Hinter dieser Fassade steckt jedoch ein offener Machtkampf innerhalb der ZANU-PF. Die Grenzen der Lager verlaufen dabei zwischen der jüngeren Generation um Mugabes 52-jährige Ehefrau Grace und einer alten Garde von Veteranen des Befreiungskampfes um Emmerson Mnangagwa. Beide Lager bereiteten sich seit Jahren auf die Übernahme der Staatsgewalt vor. Nun eskalierte der Konflikt. Grace Mugabe, die einst erklärte als »Ehefrau des Präsidenten« sei sie »schon Präsidentin«, drängte ihren Gatten bei einem Auftritt vor der Partei-Jugendliga öffentlich dazu, ihren Kontrahenten Mnangagwa als Vizepräsidenten zu entlassen. Dem kam der greise Staatschef am Montag vor einer Woche dann auch nach. Mnangagwa floh nach Südafrika, Grace Mugabe schien vor dem ZANU-PF-Parteitag im kommenden Monat fast am Ziel. Bis Militärchef Chiwenga zugunsten seines alten Verbündeten Mnangagwa eingriff.

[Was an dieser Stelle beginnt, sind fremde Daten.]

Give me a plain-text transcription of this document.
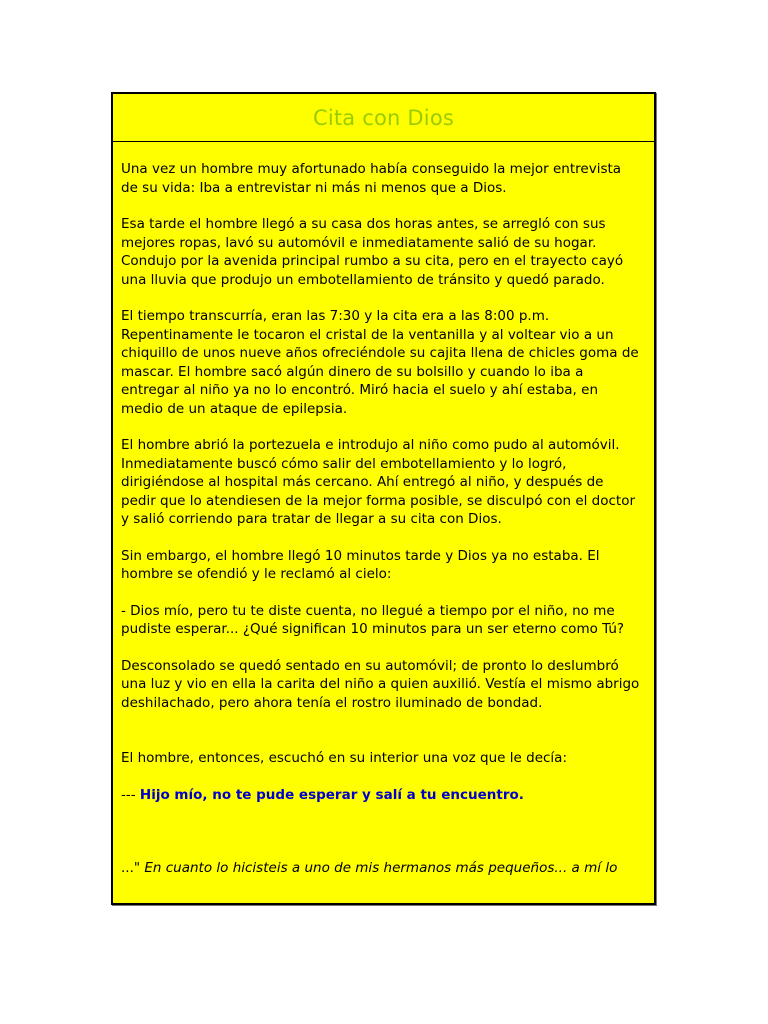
Cita con Dios

Una vez un hombre muy afortunado había conseguido la mejor entrevista de su vida: Iba a entrevistar ni más ni menos que a Dios.

Esa tarde el hombre llegó a su casa dos horas antes, se arregló con sus mejores ropas, lavó su automóvil e inmediatamente salió de su hogar. Condujo por la avenida principal rumbo a su cita, pero en el trayecto cayó una lluvia que produjo un embotellamiento de tránsito y quedó parado.

El tiempo transcurría, eran las 7:30 y la cita era a las 8:00 p.m. Repentinamente le tocaron el cristal de la ventanilla y al voltear vio a un chiquillo de unos nueve años ofreciéndole su cajita llena de chicles goma de mascar. El hombre sacó algún dinero de su bolsillo y cuando lo iba a entregar al niño ya no lo encontró. Miró hacia el suelo y ahí estaba, en medio de un ataque de epilepsia.

El hombre abrió la portezuela e introdujo al niño como pudo al automóvil. Inmediatamente buscó cómo salir del embotellamiento y lo logró, dirigiéndose al hospital más cercano. Ahí entregó al niño, y después de pedir que lo atendiesen de la mejor forma posible, se disculpó con el doctor y salió corriendo para tratar de llegar a su cita con Dios.

Sin embargo, el hombre llegó 10 minutos tarde y Dios ya no estaba. El hombre se ofendió y le reclamó al cielo:

- Dios mío, pero tu te diste cuenta, no llegué a tiempo por el niño, no me pudiste esperar... ¿Qué significan 10 minutos para un ser eterno como Tú?

Desconsolado se quedó sentado en su automóvil; de pronto lo deslumbró una luz y vio en ella la carita del niño a quien auxilió. Vestía el mismo abrigo deshilachado, pero ahora tenía el rostro iluminado de bondad.

El hombre, entonces, escuchó en su interior una voz que le decía:

--- Hijo mío, no te pude esperar y salí a tu encuentro.

..." En cuanto lo hicisteis a uno de mis hermanos más pequeños... a mí lo
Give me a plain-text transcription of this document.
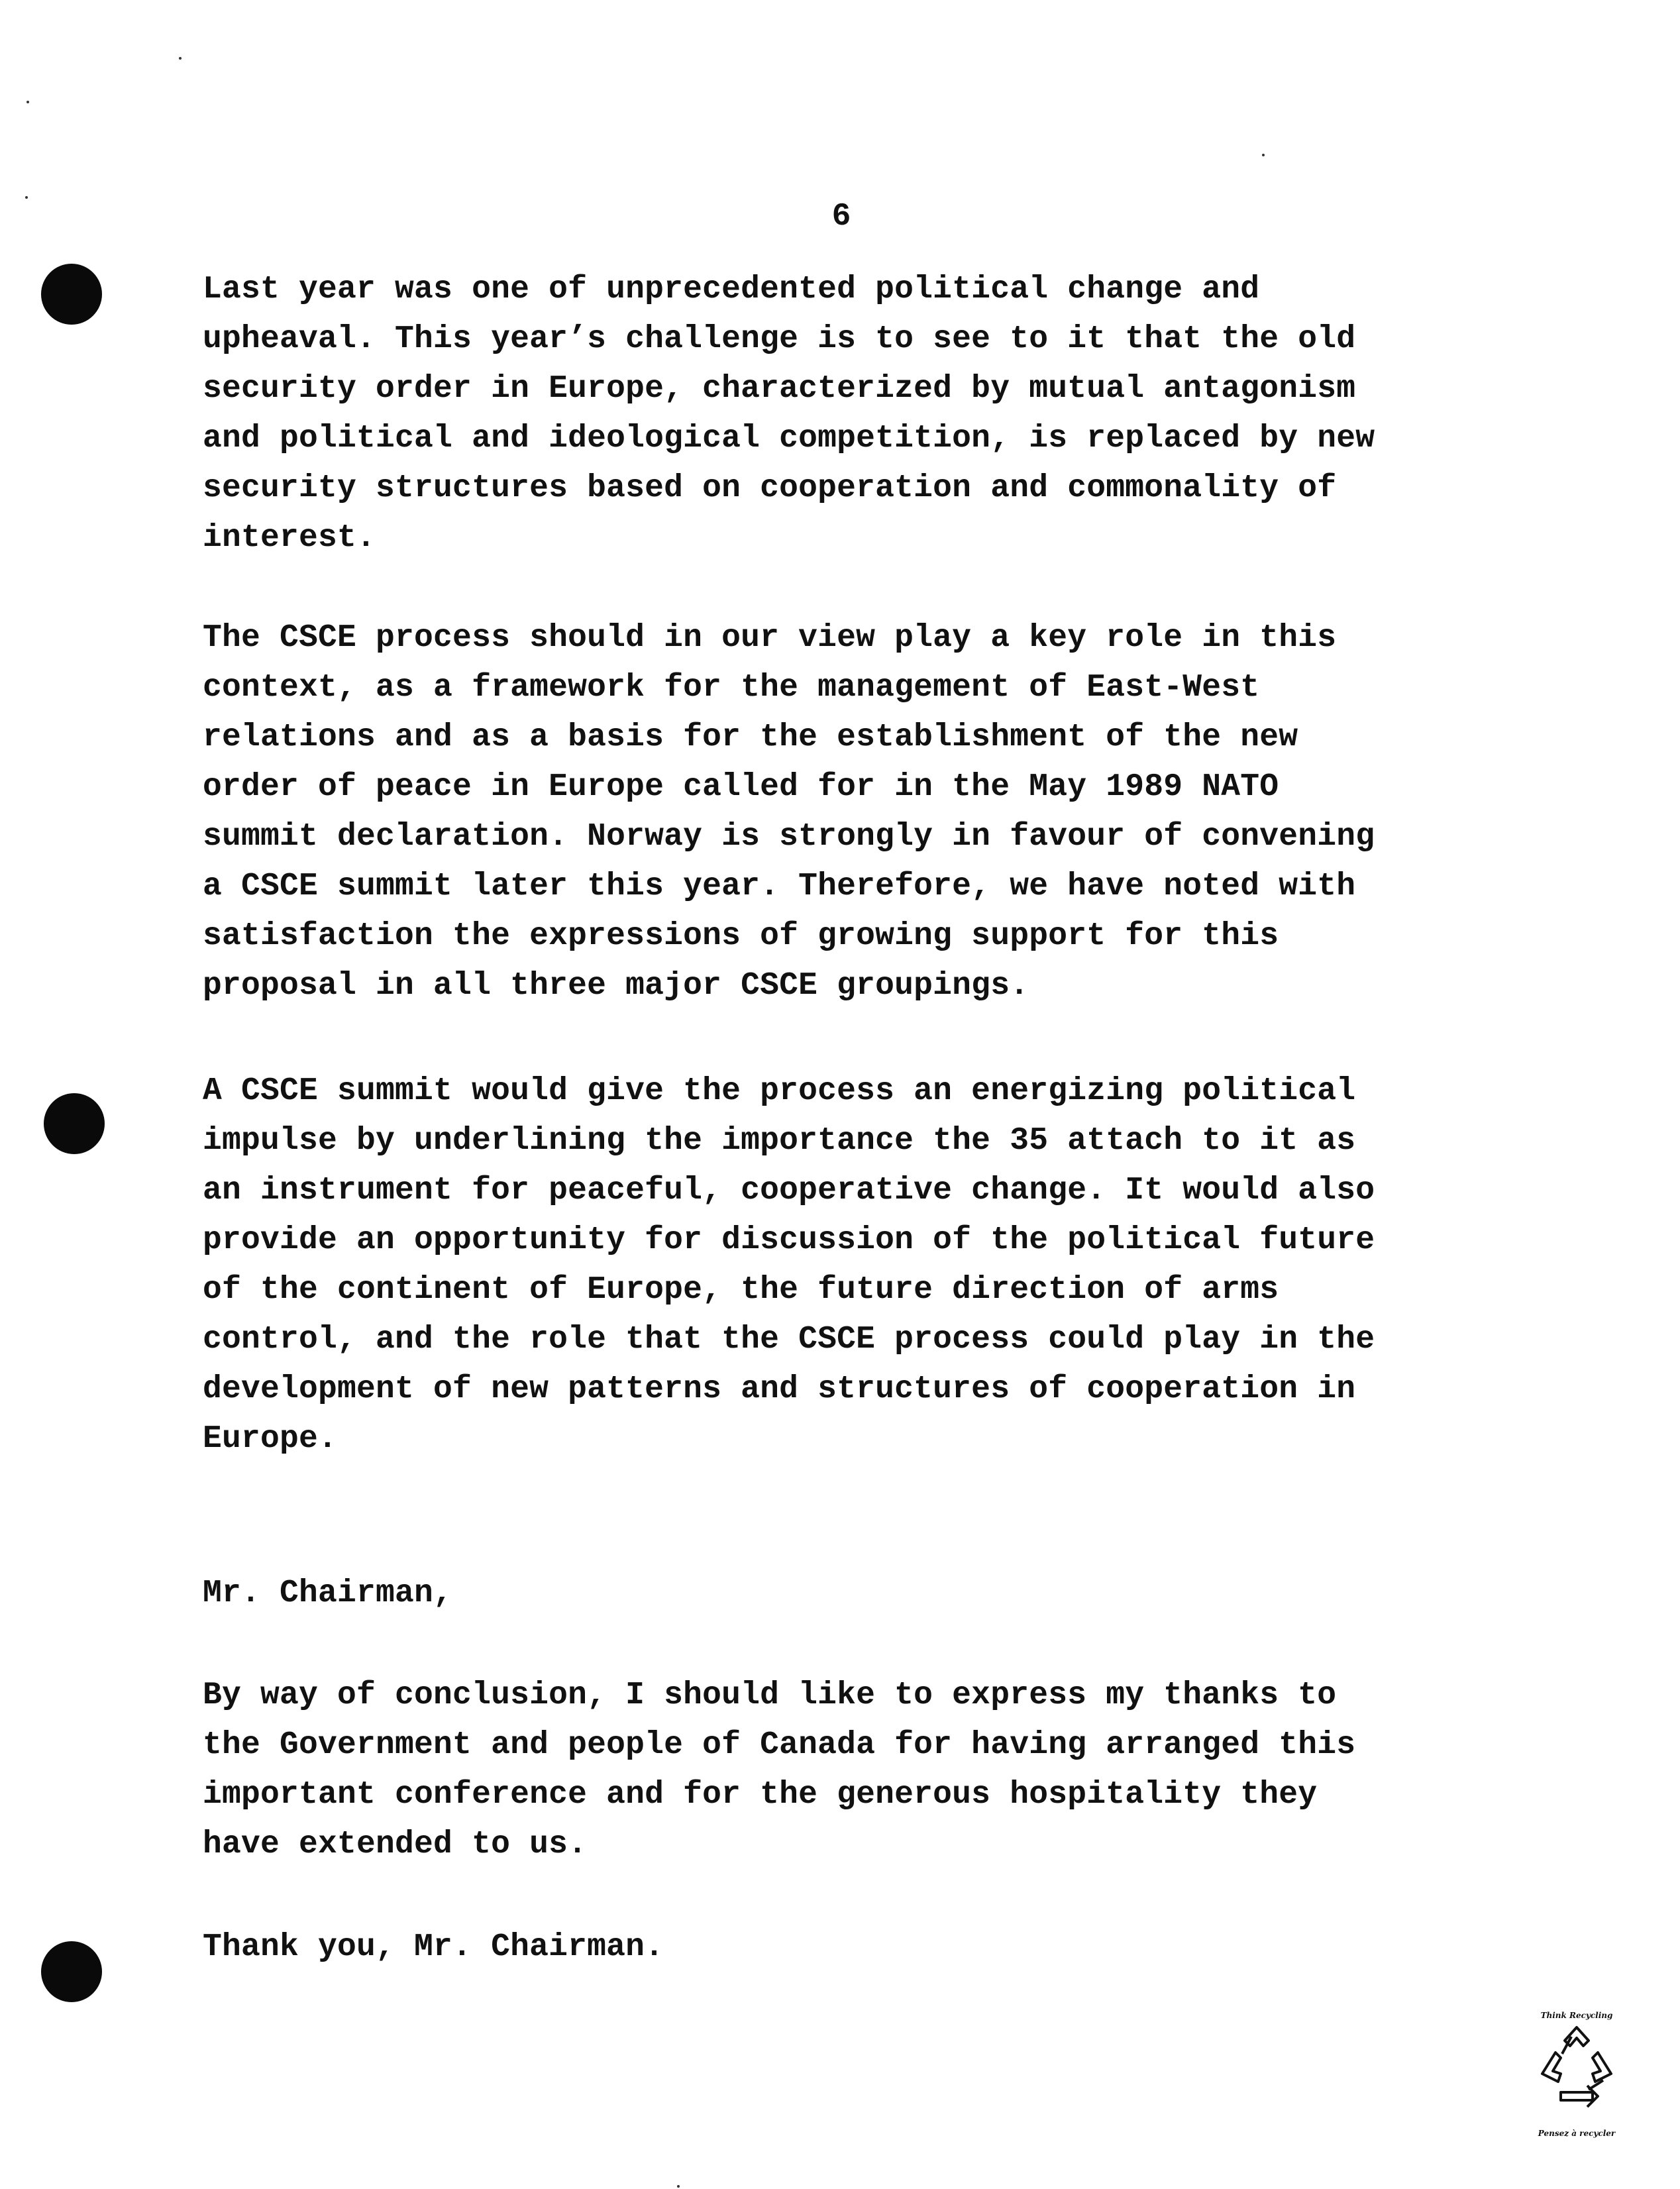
6

Last year was one of unprecedented political change and
upheaval. This year’s challenge is to see to it that the old
security order in Europe, characterized by mutual antagonism
and political and ideological competition, is replaced by new
security structures based on cooperation and commonality of
interest.

The CSCE process should in our view play a key role in this
context, as a framework for the management of East-West
relations and as a basis for the establishment of the new
order of peace in Europe called for in the May 1989 NATO
summit declaration. Norway is strongly in favour of convening
a CSCE summit later this year. Therefore, we have noted with
satisfaction the expressions of growing support for this
proposal in all three major CSCE groupings.

A CSCE summit would give the process an energizing political
impulse by underlining the importance the 35 attach to it as
an instrument for peaceful, cooperative change. It would also
provide an opportunity for discussion of the political future
of the continent of Europe, the future direction of arms
control, and the role that the CSCE process could play in the
development of new patterns and structures of cooperation in
Europe.

Mr. Chairman,

By way of conclusion, I should like to express my thanks to
the Government and people of Canada for having arranged this
important conference and for the generous hospitality they
have extended to us.

Thank you, Mr. Chairman.

Think Recycling
Pensez à recycler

Letzterer, so berichteten mehrere Medien am Mittwoch, soll nun Gerüchten zufolge übergangsweise die Macht übernehmen. Unwahrscheinlich scheint das nicht, denn Mnangagwa würde damit zwei Funktionen erfüllen: Zum einen könnte das Militär so einen zivilen Staatschef präsentieren, der bei einem - natürlich noch zu erfolgenden - Rücktritt Mugabes ohnehin verfassungsgemäß übernehmen würde. Und zum anderen könnte die alte Garde in Militär und Partei so ihre »Errungenschaften des Befreiungskampfs«, namentlich den Zugang zu den erträglichen Fleischtrögen bei staatsnahen Unternehmen verteidigen. Politisch dürfte sich wenig ändern, was aber auch kaum der Fall gewesen wäre, wenn die Fraktion um Grace Mugabe die Oberhand gewonnen hätte. Lediglich die Zuneigung zu potenziellen Investoren wird nach dem Fall der im Westen verhassten Mugabes nun neu verteilt. Auch dafür braucht die Armee freilich ein demokratisches Antlitz.